Add lzma.{encode,decode}_filter_properties().

2012-05-06 23:01:27 +02:00 · 2012-05-06 23:01:27 +02:00 · f55b329edc
parent 75d5d8c781
commit f55b329edc
4 changed files with 252 additions and 4 deletions
--- a/Doc/library/lzma.rst
+++ b/Doc/library/lzma.rst
@ -235,6 +235,32 @@ Miscellaneous
   feature set.
 .. function:: encode_filter_properties(filter)
   Return a :class:`bytes` object encoding the options (properties) of the
   filter specified by *filter* (a dictionary).
   *filter* is interpreted as a filter specifier, as described in
   :ref:`filter-chain-specs`.
   The returned data does not include the filter ID itself, only the options.
   This function is primarily of interest to users implementing custom file
   formats.
 .. function:: decode_filter_properties(filter_id, encoded_props)
   Return a dictionary describing a filter with ID *filter_id*, and options
   (properties) decoded from the :class:`bytes` object *encoded_props*.

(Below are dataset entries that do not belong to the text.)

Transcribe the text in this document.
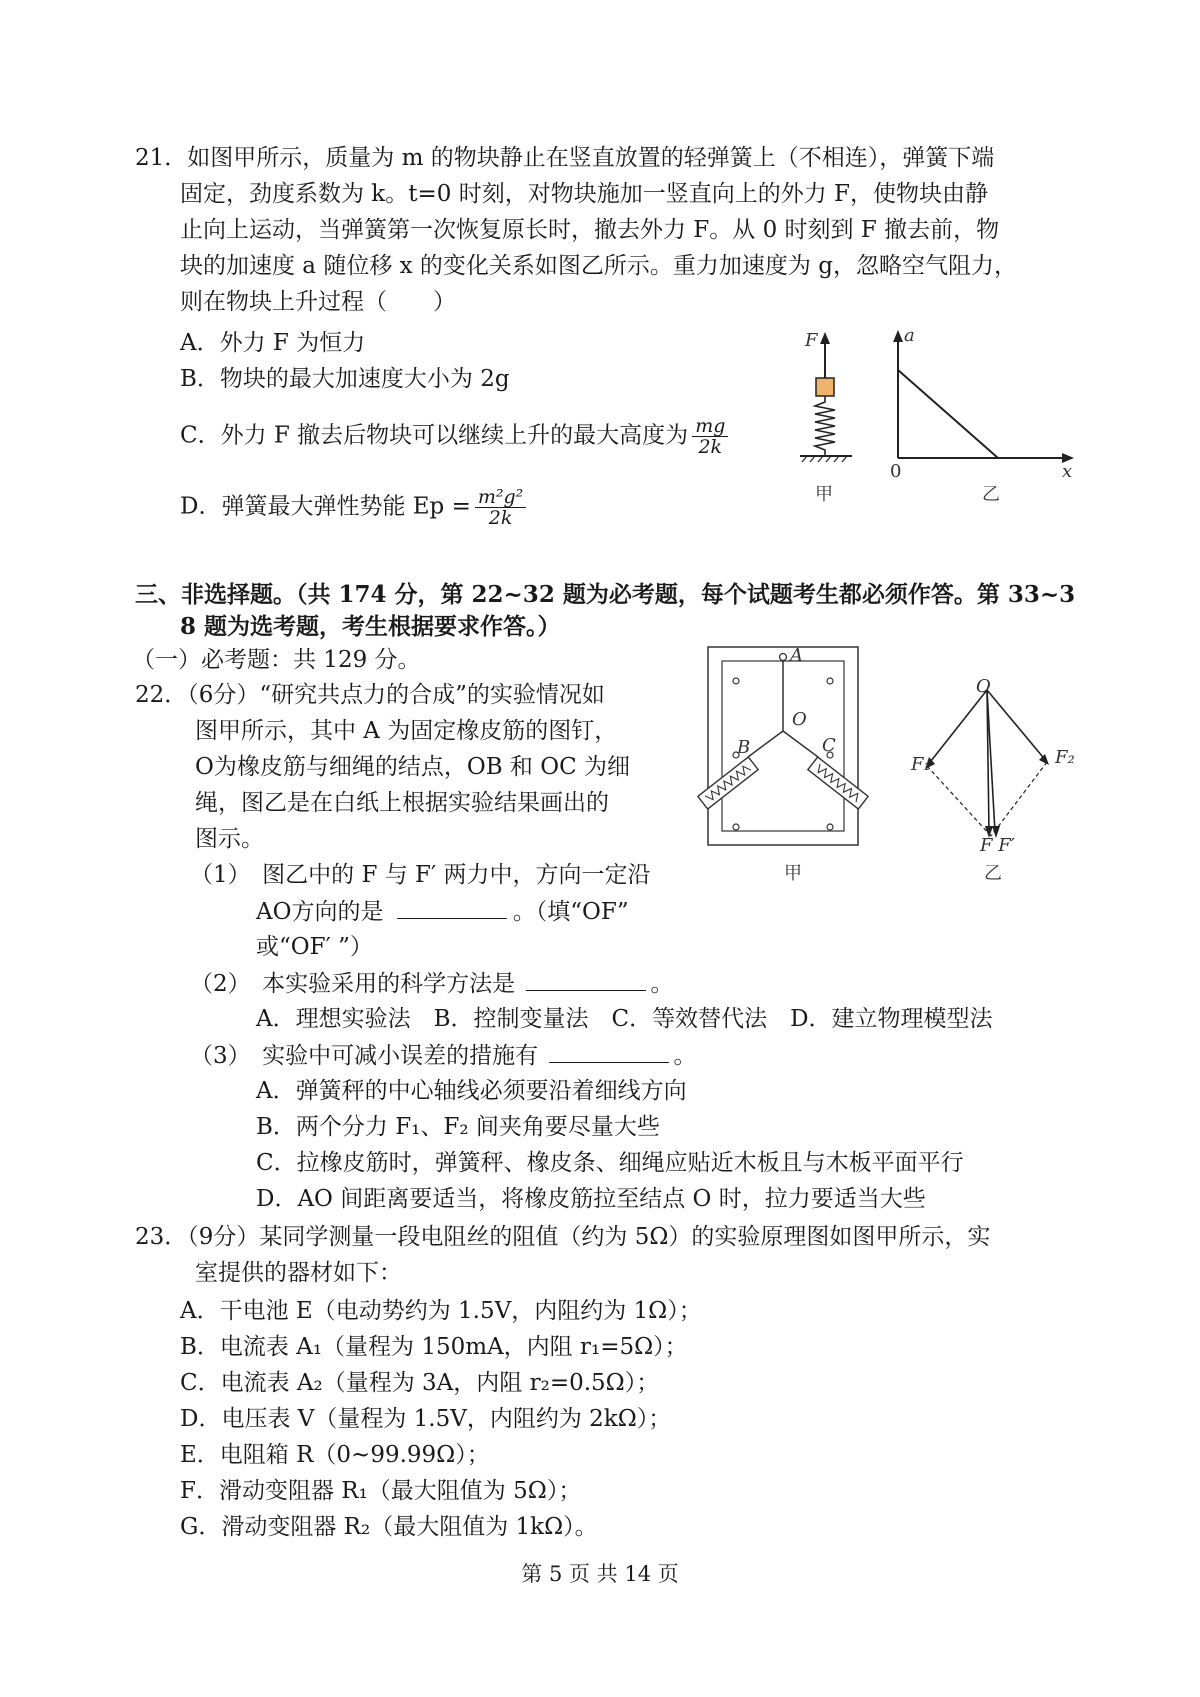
21．如图甲所示，质量为 m 的物块静止在竖直放置的轻弹簧上（不相连），弹簧下端
固定，劲度系数为 k。t=0 时刻，对物块施加一竖直向上的外力 F，使物块由静
止向上运动，当弹簧第一次恢复原长时，撤去外力 F。从 0 时刻到 F 撤去前，物
块的加速度 a 随位移 x 的变化关系如图乙所示。重力加速度为 g，忽略空气阻力，
则在物块上升过程（　　）
A．外力 F 为恒力
B．物块的最大加速度大小为 2g
C．外力 F 撤去后物块可以继续上升的最大高度为 $\frac{mg}{2k}$
D．弹簧最大弹性势能 $Ep = \frac{\text{m²g²}}{2k}$
F
甲
a
x
0
乙
三、非选择题。（共 174 分，第 22~32 题为必考题，每个试题考生都必须作答。第 33~3
8 题为选考题，考生根据要求作答。）
（一）必考题：共 129 分。
22．（6分）“研究共点力的合成”的实验情况如
图甲所示，其中 A 为固定橡皮筋的图钉，
O为橡皮筋与细绳的结点，OB 和 OC 为细
绳，图乙是在白纸上根据实验结果画出的
图示。
（1）　图乙中的 F 与 F′ 两力中，方向一定沿
AO方向的是	。（填“OF”
或“OF′ ”）
（2）　本实验采用的科学方法是	。
A．理想实验法　B．控制变量法　C．等效替代法　D．建立物理模型法
（3）　实验中可减小误差的措施有	。
A．弹簧秤的中心轴线必须要沿着细线方向
B．两个分力 F₁、F₂ 间夹角要尽量大些
C．拉橡皮筋时，弹簧秤、橡皮条、细绳应贴近木板且与木板平面平行
D．AO 间距离要适当，将橡皮筋拉至结点 O 时，拉力要适当大些
A
O
B	C
甲
O
F₁	F₂
F F′
乙
23．（9分）某同学测量一段电阻丝的阻值（约为 5Ω）的实验原理图如图甲所示，实
室提供的器材如下：
A．干电池 E（电动势约为 1.5V，内阻约为 1Ω）；
B．电流表 A₁（量程为 150mA，内阻 r₁=5Ω）；
C．电流表 A₂（量程为 3A，内阻 r₂=0.5Ω）；
D．电压表 V（量程为 1.5V，内阻约为 2kΩ）；
E．电阻箱 R（0~99.99Ω）；
F．滑动变阻器 R₁（最大阻值为 5Ω）；
G．滑动变阻器 R₂（最大阻值为 1kΩ）。
第 5 页 共 14 页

   The returned dictionary is a filter specifier, as described in
   :ref:`filter-chain-specs`.
   This function is primarily of interest to users implementing custom file
   formats.
 .. _filter-chain-specs:
 Specifying custom filter chains
--- a/Lib/lzma.py
+++ b/Lib/lzma.py
@ -19,6 +19,7 @@ __all__ = [
    "LZMACompressor", "LZMADecompressor", "LZMAFile", "LZMAError",
    "compress", "decompress", "check_is_supported",
    "encode_filter_properties", "decode_filter_properties",
 ]
 import io
--- a/Lib/test/test_lzma.py
+++ b/Lib/test/test_lzma.py
@ -944,6 +944,49 @@ class MiscellaneousTestCase(unittest.TestCase):
        # This value should not be a valid check ID.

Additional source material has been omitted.